While previous research has sought to validate the chick separation stress paradigm as an anxiolytic screening assay, it is unknown whether the paradigm better models a nonspecific anxiety-like state or something similar to panic disorder or generalized anxiety disorder. To characterize the anxiety model pharmacologically, cockerels were administered drug probes that were either: (1) only effective for treating panic disorder (phenelzine 3.125-25.0 mg/kg), (2) effective for treating both panic disorder and generalized anxiety disorder (alprazolam 0.065-0.5 mg/kg; clonidine 0.1-0.25 mg/kg; imipramine 1.0-15.0 mg/kg), (3) only effective for treating generalized anxiety disorder (buspirone 2.5-10.0 mg/kg; trazodone 0.1-3.0 mg/kg) or (4) capable of exacerbating symptoms of panic disorder in humans (yohimbine 0.1-3.0 mg/kg).

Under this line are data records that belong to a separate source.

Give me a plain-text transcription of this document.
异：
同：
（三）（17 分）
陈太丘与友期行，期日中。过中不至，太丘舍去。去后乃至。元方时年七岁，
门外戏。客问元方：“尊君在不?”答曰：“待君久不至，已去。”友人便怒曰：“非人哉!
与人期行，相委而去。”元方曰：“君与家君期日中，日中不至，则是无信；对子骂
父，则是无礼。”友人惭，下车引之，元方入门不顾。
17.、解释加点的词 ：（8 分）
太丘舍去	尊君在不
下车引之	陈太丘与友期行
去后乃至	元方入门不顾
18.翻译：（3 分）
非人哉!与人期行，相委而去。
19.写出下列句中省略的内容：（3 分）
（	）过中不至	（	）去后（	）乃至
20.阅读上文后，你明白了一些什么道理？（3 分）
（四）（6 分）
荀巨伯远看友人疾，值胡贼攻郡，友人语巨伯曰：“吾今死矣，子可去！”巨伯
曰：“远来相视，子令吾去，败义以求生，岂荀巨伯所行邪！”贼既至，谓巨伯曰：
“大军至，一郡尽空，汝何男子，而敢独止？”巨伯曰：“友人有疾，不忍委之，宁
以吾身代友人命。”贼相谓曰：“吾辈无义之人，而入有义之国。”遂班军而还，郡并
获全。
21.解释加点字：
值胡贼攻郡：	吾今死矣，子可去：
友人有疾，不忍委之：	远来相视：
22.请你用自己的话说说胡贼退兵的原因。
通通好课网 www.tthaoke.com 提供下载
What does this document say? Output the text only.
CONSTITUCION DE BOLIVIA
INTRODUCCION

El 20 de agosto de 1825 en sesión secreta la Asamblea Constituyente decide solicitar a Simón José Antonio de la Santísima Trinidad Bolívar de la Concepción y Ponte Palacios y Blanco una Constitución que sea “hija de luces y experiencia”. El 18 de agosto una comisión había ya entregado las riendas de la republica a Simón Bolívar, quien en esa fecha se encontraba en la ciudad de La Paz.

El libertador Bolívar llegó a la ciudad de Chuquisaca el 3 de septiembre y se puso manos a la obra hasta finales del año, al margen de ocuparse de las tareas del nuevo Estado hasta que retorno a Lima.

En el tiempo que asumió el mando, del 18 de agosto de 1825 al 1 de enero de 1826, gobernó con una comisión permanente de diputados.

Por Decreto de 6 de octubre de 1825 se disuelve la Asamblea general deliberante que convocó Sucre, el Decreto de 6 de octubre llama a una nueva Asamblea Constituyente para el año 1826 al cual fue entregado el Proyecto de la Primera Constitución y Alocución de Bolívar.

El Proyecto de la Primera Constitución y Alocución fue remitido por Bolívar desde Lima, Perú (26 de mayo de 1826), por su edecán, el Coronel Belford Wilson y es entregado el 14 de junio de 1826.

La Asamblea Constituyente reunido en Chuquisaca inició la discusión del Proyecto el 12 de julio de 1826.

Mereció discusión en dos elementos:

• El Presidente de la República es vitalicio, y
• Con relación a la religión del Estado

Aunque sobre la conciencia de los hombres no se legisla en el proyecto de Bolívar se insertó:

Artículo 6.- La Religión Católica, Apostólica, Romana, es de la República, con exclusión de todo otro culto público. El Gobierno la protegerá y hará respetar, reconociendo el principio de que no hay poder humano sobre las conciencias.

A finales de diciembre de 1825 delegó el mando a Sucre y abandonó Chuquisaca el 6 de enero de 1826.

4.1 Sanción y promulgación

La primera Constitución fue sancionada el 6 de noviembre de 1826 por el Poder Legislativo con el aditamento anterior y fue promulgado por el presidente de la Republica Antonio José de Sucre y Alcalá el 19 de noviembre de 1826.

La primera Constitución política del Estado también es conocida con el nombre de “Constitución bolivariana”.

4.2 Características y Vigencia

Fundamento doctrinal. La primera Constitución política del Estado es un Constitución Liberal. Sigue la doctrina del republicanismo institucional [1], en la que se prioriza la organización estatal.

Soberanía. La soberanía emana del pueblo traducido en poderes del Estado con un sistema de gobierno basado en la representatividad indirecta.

At 7 days after hatch, chicks received either vehicle or drug probe intramuscularly 15 min prior to social separation under a mirror (low-stress) or no-mirror (high-stress) condition for a 180-s observation period. Dependent measures were distress vocalizations to index separation stress and sleep-onset latency to index sedation. Phenelzine, alprazolam, imipramine and clonidine were able to attenuate distress vocalizations (at doses without significant sedation) whereas buspirone and trazodone did not. Paradoxically, yohimbine modestly attenuated distress vocalizations. These results suggest that the chick separation stress paradigm better models panic disorder than generalized anxiety disorder as an anxiolytic screen.